To complement the answers already posted, here are some SEDE queries. (SEDE queries have the advantage that they can be run by any user - and they also can be easily run on other sites. And also if we run those queries at some future date, we get an updated information. On the other hand, site analytics contain also some information which isn't available SEDE - for example page views or visits.)
I should include the usual caveat that SEDE is only updated once a week. You can also notice that it is possible to change the parameters with start and end date in the queries below. (I have chosen the startpoint in November - so that it is easier to compare the graphs with the ones that have already been posted.)
Here are some examples of queries which could (very roughly) correspond to some measure of activity on a Stack Exchange site.
- Number of posts/questions/answers per week - including the deleted posts
- If you'd prefer grouping posts by month rather than by week, some of the queries I posted here could be used: Does the number of answers really drop over years? For example, here are the numbers including the deleted posts and excluding them
- Number of posts/questions/answers per week (Of course, if we exclude deleted posts, the results are skewed a bit in favor of the more recent dates.)
- Number of upvotes/downvotes per week between two dates
- Number of edits per week
- Since they were mentioned in the question, let's include also number of new users per week.
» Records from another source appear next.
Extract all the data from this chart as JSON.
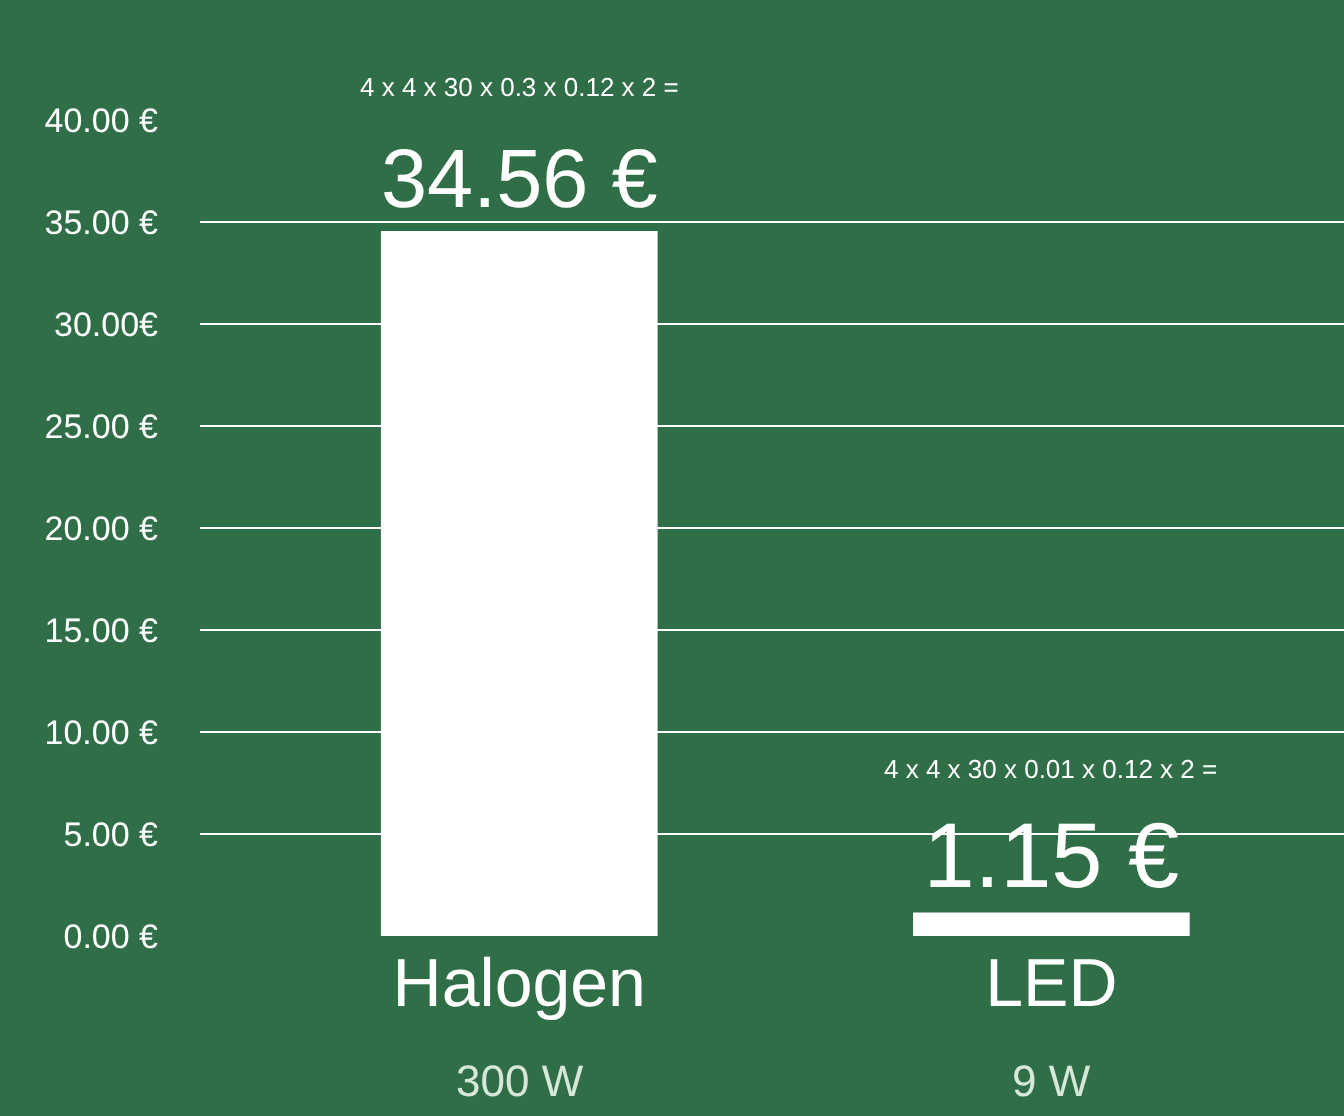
{
  "chart_data": {
    "type": "bar",
    "categories": [
      "Halogen",
      "LED"
    ],
    "values": [
      34.56,
      1.15
    ],
    "color": "#ffffff",
    "value_labels": [
      "34.56 €",
      "1.15 €"
    ],
    "ylim": [
      0,
      40
    ],
    "yticks": [
      {
        "value": 0,
        "label": "0.00 €"
      },
      {
        "value": 5,
        "label": "5.00 €"
      },
      {
        "value": 10,
        "label": "10.00 €"
      },
      {
        "value": 15,
        "label": "15.00 €"
      },
      {
        "value": 20,
        "label": "20.00 €"
      },
      {
        "value": 25,
        "label": "25.00 €"
      },
      {
        "value": 30,
        "label": "30.00€"
      },
      {
        "value": 35,
        "label": "35.00 €"
      },
      {
        "value": 40,
        "label": "40.00 €"
      }
    ],
    "grid": "y",
    "annotations": [
      "4 x 4 x 30 x 0.3 x 0.12 x 2 =",
      "4 x 4 x 30 x 0.01 x 0.12 x 2 =",
      "300 W",
      "9 W"
    ]
  }
}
However, I am not sure this gives any useful information. If we check a larger data range (per week, per month) we see several months in 2021 with lost of new users - compared to that, numbers of new users in other weeks/months are negligible.
Number of posts
Specifically, if we look at the first query - with the number of posts - we get the following graph. (It would probably be good to update the picture a few weeks later - to see how the trends change after that.)
We can also run a similar query counting posts in the whole network. This is what it looks like at the moment:
We can also check how the similar stats evolves on some other sites - for example, StackOverflow Mathematics, Physics, Computer Science or Academia. (Of course, if a site has generally low activity, random fluctuations can be significant enough to overshadow some general trends. For example, you can try Math Educators or this meta.) Of course, there are sites where you'd expect increase of posts, such as Politics or Skeptics, perhaps even sites such as Law or History.